Midco
- Formerly: Midcontinent Communications
- Company type: Joint venture
- Industry: Telecommunications
- Founded: 1931; 95 years ago, in Minneapolis, Minnesota
- Headquarters: Sioux Falls, South Dakota
- Area served: Minnesota North Dakota South Dakota Wisconsin Northeast Kansas
- Key people: Pat McAdaragh (CEO)
- Products: Cable television; internet; telephone; fiber-optic;
- Owners: Midcontinent Media (51%); Comcast (49%);
- Website: www.midco.com

= Midco =

American telecommunications company

Midco (known as Midcontinent Communications until 2016) is a regional cable provider, providing a triple play service of cable television, Internet and telephone service for both North Dakota and South Dakota, along with much of Minnesota, and several communities in Kansas and Wisconsin. The company's business-class service also provides direct fiber-optic communications services via leased data circuits for larger companies.

Headquartered in Sioux Falls, South Dakota and operated as a joint venture between Midcontinent Media and Comcast, Midco provides service to 200 communities both urban and rural, serving an area that covers over 1.2 million people.

==History==
Midcontinent Media was founded in Minneapolis, Minnesota in 1931 as the Welworth Theater Company, an operator of movie theaters. The company remained in that business until the 1990s, when it sold its theaters to various chains, including Carmike. In 1952, it bought the Midcontinent Broadcasting Company, owner of KELO-AM-FM in Sioux Falls; the company name changed to Midcontinent Media. The company also bought the construction permit for South Dakota's first television station, KELO-TV, which took to the air in 1953. Midcontinent purchased several other radio and television stations, but began exiting broadcasting in the 1990s (with KELO-TV and its satellites sold off to Young Broadcasting, currently owned by Nexstar), selling off the last of their radio holdings in 2004.

Midco diversified and extended its reach into other areas of the Upper Midwest, providing telephone and cable TV in rural parts of its service area, starting in the 1960s. In 1999, Midcontinent Media and AT&T Broadband (formerly known as TCI) merged their cable operations in the Dakotas, Minnesota and Nebraska into Midcontinent Communications, a joint venture between both companies. The partnership continued after Comcast's purchase of AT&T Broadband.

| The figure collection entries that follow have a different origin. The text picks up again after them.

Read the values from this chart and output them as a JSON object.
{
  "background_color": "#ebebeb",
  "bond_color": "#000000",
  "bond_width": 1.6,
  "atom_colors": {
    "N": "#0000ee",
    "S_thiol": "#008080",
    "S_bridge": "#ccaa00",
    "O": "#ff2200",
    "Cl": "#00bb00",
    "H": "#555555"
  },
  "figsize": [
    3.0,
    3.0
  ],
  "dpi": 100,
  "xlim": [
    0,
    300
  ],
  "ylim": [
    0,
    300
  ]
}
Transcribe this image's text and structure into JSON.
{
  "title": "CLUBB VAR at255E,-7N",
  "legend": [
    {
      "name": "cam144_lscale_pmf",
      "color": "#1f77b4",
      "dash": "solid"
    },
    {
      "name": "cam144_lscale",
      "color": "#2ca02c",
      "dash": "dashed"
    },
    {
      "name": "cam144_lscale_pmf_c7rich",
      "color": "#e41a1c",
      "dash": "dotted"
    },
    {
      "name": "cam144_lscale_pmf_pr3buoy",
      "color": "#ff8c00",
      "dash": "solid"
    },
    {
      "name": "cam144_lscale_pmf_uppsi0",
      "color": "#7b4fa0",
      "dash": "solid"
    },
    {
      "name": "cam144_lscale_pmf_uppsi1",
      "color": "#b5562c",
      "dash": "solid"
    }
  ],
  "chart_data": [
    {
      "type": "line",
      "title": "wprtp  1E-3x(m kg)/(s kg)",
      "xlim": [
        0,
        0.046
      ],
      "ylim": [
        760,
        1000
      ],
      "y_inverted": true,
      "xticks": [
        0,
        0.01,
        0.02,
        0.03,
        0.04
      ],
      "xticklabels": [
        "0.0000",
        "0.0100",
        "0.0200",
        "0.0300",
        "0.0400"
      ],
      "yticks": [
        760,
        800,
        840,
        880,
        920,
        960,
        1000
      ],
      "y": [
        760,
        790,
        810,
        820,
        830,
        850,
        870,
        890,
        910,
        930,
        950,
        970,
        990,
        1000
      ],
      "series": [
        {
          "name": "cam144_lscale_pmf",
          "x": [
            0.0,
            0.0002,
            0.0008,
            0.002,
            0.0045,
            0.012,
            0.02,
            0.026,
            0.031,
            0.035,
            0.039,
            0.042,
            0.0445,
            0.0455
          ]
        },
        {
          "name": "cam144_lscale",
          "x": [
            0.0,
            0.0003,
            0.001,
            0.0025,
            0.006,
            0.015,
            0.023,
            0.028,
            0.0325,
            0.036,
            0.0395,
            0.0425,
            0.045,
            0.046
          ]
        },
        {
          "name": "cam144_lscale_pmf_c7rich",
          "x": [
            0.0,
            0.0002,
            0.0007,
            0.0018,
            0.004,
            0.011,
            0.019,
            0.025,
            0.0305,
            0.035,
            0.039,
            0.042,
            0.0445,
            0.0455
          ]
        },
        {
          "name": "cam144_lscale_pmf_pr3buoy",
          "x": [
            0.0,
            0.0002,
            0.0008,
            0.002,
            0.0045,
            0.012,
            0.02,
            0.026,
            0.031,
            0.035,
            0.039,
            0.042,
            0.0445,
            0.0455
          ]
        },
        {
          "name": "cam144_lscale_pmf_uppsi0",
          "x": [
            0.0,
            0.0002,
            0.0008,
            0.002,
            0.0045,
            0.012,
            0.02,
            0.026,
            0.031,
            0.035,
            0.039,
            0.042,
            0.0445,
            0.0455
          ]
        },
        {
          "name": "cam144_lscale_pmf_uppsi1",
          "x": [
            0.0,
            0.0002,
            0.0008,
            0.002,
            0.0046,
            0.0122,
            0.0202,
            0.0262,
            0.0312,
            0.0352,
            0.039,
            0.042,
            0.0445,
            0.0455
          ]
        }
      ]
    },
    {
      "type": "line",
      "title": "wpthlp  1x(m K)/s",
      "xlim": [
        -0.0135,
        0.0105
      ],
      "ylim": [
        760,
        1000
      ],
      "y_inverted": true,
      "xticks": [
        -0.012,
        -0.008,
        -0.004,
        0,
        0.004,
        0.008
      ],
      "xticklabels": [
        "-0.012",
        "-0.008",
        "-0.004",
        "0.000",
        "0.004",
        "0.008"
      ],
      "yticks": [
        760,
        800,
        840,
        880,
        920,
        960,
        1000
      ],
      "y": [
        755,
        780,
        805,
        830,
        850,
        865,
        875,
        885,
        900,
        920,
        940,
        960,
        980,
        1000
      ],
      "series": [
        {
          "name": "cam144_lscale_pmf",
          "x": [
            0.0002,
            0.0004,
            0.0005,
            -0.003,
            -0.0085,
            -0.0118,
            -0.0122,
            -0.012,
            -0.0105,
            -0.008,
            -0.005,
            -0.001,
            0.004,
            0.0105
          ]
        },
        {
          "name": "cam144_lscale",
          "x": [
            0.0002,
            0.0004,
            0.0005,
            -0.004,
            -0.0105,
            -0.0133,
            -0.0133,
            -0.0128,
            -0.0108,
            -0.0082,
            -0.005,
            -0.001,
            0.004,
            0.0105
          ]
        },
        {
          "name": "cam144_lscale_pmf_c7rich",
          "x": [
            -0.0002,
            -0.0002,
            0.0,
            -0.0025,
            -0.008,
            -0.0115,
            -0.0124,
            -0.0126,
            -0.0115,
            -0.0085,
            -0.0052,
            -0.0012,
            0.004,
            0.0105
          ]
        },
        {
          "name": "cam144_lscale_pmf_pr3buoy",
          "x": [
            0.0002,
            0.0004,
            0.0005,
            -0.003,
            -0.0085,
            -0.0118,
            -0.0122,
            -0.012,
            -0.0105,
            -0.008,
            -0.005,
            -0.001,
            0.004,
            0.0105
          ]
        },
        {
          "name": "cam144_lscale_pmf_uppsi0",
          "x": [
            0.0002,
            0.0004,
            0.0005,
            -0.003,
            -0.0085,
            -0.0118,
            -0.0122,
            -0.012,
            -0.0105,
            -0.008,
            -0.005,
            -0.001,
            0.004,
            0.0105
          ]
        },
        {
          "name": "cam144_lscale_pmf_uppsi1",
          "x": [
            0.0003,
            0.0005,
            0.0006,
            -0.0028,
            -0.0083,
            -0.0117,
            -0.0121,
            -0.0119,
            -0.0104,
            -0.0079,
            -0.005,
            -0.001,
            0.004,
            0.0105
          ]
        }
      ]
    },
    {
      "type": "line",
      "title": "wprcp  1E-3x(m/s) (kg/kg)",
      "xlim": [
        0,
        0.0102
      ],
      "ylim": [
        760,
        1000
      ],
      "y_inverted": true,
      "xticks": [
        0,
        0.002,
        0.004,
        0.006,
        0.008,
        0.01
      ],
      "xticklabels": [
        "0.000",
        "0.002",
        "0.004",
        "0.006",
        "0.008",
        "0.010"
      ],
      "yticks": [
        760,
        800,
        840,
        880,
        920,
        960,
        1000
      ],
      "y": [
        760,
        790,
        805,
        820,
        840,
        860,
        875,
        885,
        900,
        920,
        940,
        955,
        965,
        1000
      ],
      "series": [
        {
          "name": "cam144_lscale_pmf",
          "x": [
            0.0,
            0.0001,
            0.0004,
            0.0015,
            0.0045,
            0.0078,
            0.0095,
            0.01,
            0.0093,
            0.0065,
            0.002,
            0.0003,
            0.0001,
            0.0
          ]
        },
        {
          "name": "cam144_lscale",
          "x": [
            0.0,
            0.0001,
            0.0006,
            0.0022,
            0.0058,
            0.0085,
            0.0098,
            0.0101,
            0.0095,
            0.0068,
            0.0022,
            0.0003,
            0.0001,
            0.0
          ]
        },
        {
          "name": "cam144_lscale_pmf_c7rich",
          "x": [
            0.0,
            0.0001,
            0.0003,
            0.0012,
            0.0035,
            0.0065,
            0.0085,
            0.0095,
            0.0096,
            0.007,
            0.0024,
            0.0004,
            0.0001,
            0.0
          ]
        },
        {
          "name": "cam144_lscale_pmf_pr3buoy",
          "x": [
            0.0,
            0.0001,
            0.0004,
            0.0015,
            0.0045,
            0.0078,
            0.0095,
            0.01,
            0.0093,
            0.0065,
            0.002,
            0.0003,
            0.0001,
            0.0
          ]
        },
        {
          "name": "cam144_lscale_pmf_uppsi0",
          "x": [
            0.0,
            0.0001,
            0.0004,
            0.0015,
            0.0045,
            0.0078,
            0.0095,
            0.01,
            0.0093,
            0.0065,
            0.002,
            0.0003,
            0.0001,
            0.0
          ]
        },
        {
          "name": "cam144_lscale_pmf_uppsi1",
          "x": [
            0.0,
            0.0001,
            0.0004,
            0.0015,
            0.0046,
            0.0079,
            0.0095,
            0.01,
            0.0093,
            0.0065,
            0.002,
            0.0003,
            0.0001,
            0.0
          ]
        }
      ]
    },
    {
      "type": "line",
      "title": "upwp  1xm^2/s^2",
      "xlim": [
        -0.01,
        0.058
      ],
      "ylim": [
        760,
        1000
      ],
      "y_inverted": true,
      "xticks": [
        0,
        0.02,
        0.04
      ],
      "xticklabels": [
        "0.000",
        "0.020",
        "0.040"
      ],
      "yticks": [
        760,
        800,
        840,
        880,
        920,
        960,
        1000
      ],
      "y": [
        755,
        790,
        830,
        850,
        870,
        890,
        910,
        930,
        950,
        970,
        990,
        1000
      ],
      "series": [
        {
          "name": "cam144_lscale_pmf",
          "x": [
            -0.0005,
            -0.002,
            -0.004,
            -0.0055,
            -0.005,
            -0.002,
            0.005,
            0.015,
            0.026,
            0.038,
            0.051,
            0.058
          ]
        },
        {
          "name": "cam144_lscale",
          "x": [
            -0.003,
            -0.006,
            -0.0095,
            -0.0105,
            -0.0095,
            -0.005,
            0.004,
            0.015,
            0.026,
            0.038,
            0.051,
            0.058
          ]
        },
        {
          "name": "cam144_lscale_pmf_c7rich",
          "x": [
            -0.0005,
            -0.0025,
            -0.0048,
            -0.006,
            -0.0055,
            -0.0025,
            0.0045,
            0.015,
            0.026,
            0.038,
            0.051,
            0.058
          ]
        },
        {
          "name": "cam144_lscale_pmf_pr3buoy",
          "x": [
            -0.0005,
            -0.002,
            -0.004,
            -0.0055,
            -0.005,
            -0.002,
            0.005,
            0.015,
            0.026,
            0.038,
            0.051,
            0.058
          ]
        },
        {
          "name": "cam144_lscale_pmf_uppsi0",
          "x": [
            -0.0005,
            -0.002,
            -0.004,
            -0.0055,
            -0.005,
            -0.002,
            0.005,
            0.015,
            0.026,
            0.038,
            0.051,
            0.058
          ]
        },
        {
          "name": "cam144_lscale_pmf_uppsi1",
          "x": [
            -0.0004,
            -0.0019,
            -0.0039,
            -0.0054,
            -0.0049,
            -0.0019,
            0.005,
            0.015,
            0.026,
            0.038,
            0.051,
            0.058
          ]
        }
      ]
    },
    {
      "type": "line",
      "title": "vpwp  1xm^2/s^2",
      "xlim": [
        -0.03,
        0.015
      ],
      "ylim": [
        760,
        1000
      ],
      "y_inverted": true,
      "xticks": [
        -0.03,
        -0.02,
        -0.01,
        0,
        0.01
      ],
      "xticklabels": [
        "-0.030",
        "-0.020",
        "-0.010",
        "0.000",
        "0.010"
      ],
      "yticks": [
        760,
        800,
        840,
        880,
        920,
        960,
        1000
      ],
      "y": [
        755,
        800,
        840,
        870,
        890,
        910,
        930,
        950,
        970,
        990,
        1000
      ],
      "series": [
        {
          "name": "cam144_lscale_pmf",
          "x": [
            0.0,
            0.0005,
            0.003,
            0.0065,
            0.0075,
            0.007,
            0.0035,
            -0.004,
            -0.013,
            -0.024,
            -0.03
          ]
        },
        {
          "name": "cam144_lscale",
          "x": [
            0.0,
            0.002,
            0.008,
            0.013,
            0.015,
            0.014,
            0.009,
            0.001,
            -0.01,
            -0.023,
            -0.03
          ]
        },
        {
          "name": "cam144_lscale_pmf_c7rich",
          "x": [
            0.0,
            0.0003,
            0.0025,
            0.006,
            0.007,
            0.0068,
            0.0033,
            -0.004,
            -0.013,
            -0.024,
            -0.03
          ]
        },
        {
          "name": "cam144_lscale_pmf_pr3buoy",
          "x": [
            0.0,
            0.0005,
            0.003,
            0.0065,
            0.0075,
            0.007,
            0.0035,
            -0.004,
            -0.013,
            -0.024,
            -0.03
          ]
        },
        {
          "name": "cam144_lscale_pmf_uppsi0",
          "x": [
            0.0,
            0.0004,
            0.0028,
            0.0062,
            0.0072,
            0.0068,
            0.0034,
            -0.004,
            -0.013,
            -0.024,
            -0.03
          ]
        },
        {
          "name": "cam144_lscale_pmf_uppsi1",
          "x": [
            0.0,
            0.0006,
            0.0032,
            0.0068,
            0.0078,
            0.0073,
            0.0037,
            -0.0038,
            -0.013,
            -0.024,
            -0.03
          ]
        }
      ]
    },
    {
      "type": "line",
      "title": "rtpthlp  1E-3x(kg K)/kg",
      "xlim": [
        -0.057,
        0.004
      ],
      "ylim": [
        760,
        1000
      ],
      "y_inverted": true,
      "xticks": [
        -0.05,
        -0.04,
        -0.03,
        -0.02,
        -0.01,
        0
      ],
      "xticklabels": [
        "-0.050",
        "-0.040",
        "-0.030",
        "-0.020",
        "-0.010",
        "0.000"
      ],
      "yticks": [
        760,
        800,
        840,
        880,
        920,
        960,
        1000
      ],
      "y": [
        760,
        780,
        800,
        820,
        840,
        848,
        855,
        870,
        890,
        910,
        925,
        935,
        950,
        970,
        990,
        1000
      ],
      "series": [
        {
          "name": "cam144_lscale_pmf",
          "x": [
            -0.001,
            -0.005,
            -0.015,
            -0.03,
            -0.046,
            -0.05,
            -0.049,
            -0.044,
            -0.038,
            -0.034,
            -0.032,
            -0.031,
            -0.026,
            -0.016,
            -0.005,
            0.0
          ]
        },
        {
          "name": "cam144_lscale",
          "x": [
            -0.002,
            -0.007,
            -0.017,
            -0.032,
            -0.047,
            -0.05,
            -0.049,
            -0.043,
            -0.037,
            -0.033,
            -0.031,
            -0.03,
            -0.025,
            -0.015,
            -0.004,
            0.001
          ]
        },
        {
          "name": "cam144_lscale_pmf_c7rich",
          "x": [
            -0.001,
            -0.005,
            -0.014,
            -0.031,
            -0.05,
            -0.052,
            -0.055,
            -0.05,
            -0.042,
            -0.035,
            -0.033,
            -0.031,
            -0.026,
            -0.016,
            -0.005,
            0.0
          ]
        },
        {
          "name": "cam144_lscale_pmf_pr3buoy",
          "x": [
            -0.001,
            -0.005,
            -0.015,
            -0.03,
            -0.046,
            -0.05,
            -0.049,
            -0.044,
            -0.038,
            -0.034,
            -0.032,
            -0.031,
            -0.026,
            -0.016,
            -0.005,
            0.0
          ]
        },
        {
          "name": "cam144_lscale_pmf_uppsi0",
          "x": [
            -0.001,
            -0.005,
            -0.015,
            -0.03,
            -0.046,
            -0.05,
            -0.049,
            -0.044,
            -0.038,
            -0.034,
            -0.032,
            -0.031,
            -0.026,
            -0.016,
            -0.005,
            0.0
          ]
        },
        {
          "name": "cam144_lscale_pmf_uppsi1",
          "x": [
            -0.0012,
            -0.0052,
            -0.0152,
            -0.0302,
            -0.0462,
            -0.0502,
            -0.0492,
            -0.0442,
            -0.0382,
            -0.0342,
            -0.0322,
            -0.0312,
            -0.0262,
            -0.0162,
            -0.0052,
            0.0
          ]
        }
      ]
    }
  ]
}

In the fall of 2008, Charter Communications announced their filing for Chapter 11 bankruptcy protection and the sale of some assets in non-critical areas. On October 14, 2008, an article appeared in the Fairmont, Minnesota Sentinel, reporting that Charter was selling parts of their system to Midcontinent Communications, including its Bemidji and International Falls headends. Starting February 1, 2009 Midcontinent Communications took over some Charter's cable systems in Minnesota including Balaton, Bemidji, Canby, Ely, Fairmont, International Falls, Littlefork, Sherburn, and surrounding communities. Other areas in Minnesota were sold off to Comcast.

In June 2011, Midcontinent Communications acquired 33,000 Minnesota and Wisconsin subscribers from US Cable.

Midco previously provided paging service, starting in 1985, but sold its paging services to another South Dakota company, Vantek Communications, in 2004. The former paging service was renamed Midco Connections.

On January 12, 2016, the company officially adopted the shortened Midco name across all of their operations, rendering it in all-caps as "MIDCO", with the new tagline of "Let's Go".

In October 2016, Midco acquired the assets of the cable system serving Lawrence, Kansas from Wide Open West.

In November 2025, Midco acquired the assets of the cable systems serving east central and northern Minnesota from SCI Broadband(Savage Communications, Inc).

==Midco Sports==
Midco offers a regional sports network called Midco Sports (formerly MC23 and Midco Sports Network (MidcoSN)) which carries coverage of NCAA Division I athletics in the Summit League, Missouri Valley Football Conference, and Central Collegiate Hockey Association with a specific focus on member schools South Dakota, South Dakota State University, North Dakota, and Augustana University. Additionally, Midco Sports is the primary broadcast partner for the NCAA Division II Northern Sun Intercollegiate Conference providing coverage of conference tournament basketball events.

Midco Sports's signature coverage comes each February and March with full coverage of the NSIC Men's and Women's Basketball Tournaments from the Sanford Pentagon in Sioux Falls. The network broadcasts each game from the quarterfinals on to the championships in its entirety. In addition, Midco televises the Summit League Men's and Women's tournament quarterfinals and semifinals from the Denny Sanford Premier Center. The network does not carry the championship games for those tournaments, as those rights are held by CBS Sports.

Midco Sports and its overflow channel, Midco Sports 2, are available on to all MIDCO cable customers along with other cable systems in the region through distribution deals.

Midco Sports employs over 30 full-time on-air talent and behind-the-scenes staffers.

On Friday, April 21, 2023, a Minnesota Twins game aired on the network due to a conflict on Bally Sports North.